Pour ces raisons, il y a lieu de répondre à la deuxième question sur laquelle le pourvoi en cassation est accueilli en ce que, pour apprécier le caractère éventuellement abusif d'une clause de remboursement par anticipation dans un contrat de crédit conclu avec un consommateur, le tribunal doit prendre en considération les critères énoncés dans l'arrêt du 26 janvier 2017, de l'affaire C-421/14, de la Cour de justice de l'Union européenne.
Compte tenu de l'absence d'examen des clauses de remboursement par anticipation, contenues dans le contrat de crédit, la Cour d'appel n'a pas discuté des critères et circonstances pertinents pour évaluer si le contrat était abusif et n'a pas comparé les dispositions contractuelles régissant le remboursement par anticipation avec les dispositions pertinentes du droit national.
L'arrêt d'appel attaqué est contraire à la jurisprudence de la Cour suprême de cassation et à un arrêt de la Cour de justice de l'Union européenne. Il est donc incorrect et doit être annulé dans la partie susceptible d’un pourvoi en cassation. En application à l'article 293, al. 3 du Code de procédure civile, l'affaire doit être renvoyée devant la cour d'appel pour un nouvel examen, où la formation décisionnelle doit remplir ses obligations en vertu de l'article 7, al. 3 du Code de procédure civile et de statuer, après discussion des clauses d'exigibilité anticipée, selon les instructions données dans la présente décision. La Cour d'appel devrait également statuer sur les frais de l'affaire devant la CSC en vertu de l'article 294, alinéa 2, du CPC.

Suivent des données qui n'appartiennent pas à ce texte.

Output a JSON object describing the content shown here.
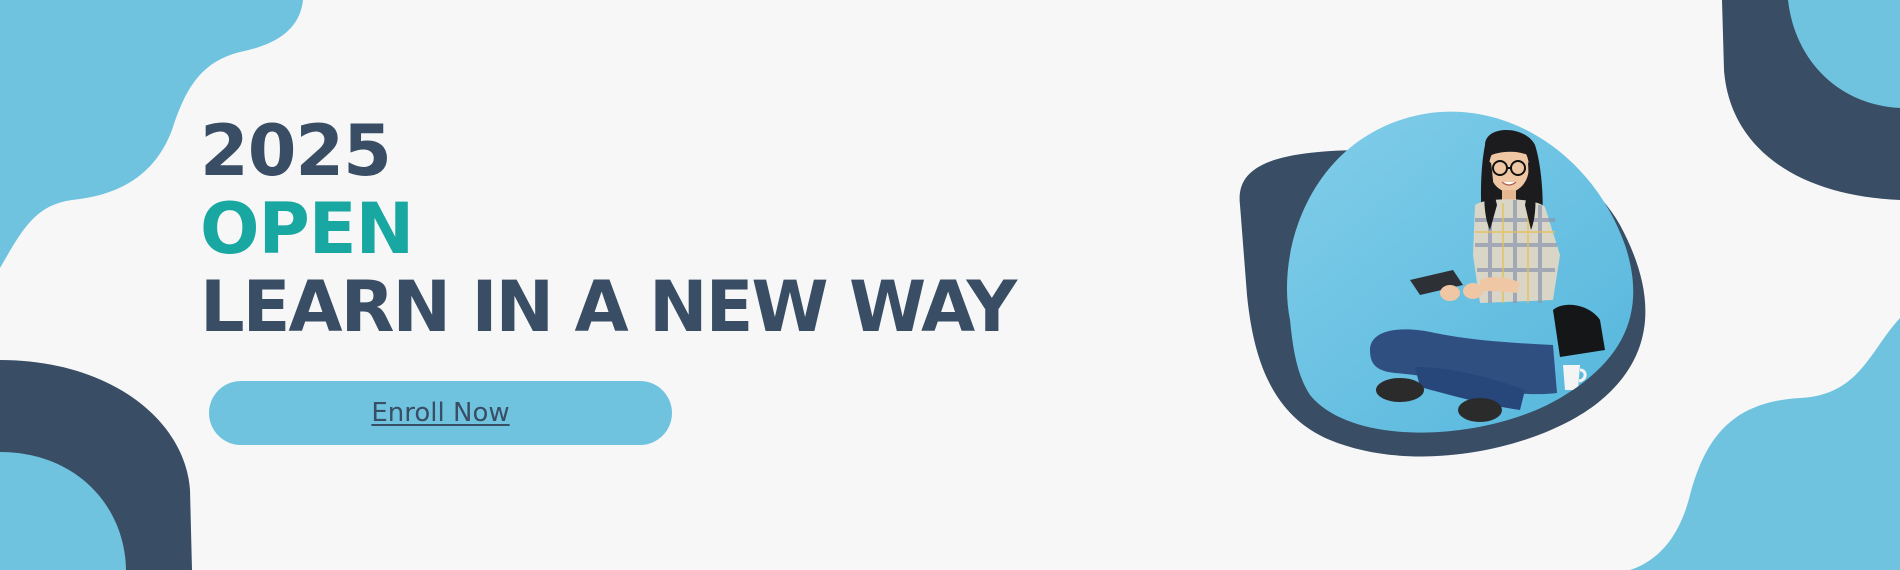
{
  "headline": {
    "year": "2025",
    "highlight": "OPEN",
    "tagline": "LEARN IN A NEW WAY"
  },
  "cta": {
    "label": "Enroll Now"
  },
  "colors": {
    "background": "#f7f7f8",
    "light_blue": "#6fc3df",
    "navy": "#394d64",
    "teal": "#18a7a1"
  },
  "photo": {
    "subject": "student-with-tablet"
  }
}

Motivée par ce qui précède, la Cour suprême de cassation
A DÉCIDÉ :
ANNULE l'arrêt d'appel n° 12265/06.11.2020, rendue dans l'affaire civile en appel n° 23/2020 par la Cour d'appel de Sofia, dans la partie par laquelle la décision n° 5565/19.07.2019 dans l'affaire civile n° 9148/2018 du tribunal de première instance de Sofia a été confirmée pour condamner V. Т. D. de payer à « UniCredit Bulbank » AD, [lieu de résidence], en application de l'article 430 du Code du commerce, en vertu du contrat de prêt bancaire n° 93 du 24/04/2017, les montants suivants : 614,67 euros du principal en échéances pour 4 versements en échéance pour la période du 05/12/2016 au 05/03/2017 ; 48941,21 euros du principal dû avant l'échéance, ainsi que les intérêts légaux du 06/07/2018 ; 1173,03 euros d'intérêts de retard sur 4 mensualités pour la période du 05/12/2016 au 31/03/2017 ; 3891,47 euros d'intérêts de retard sur le montant principal de 48941,21 euros pour la période du 31/03/2017 au 05/07/2018 et le montant de 12,91 euros d'intérêts de pénalité sur le montant de 614,67 euros pour la période du 28/12/2016 au 31/03/2017.
RENVOIE l'affaire à la Cour d'appel de Sofia pour un nouvel examen dans la partie annulée.
La décision n'est pas susceptible d'appel.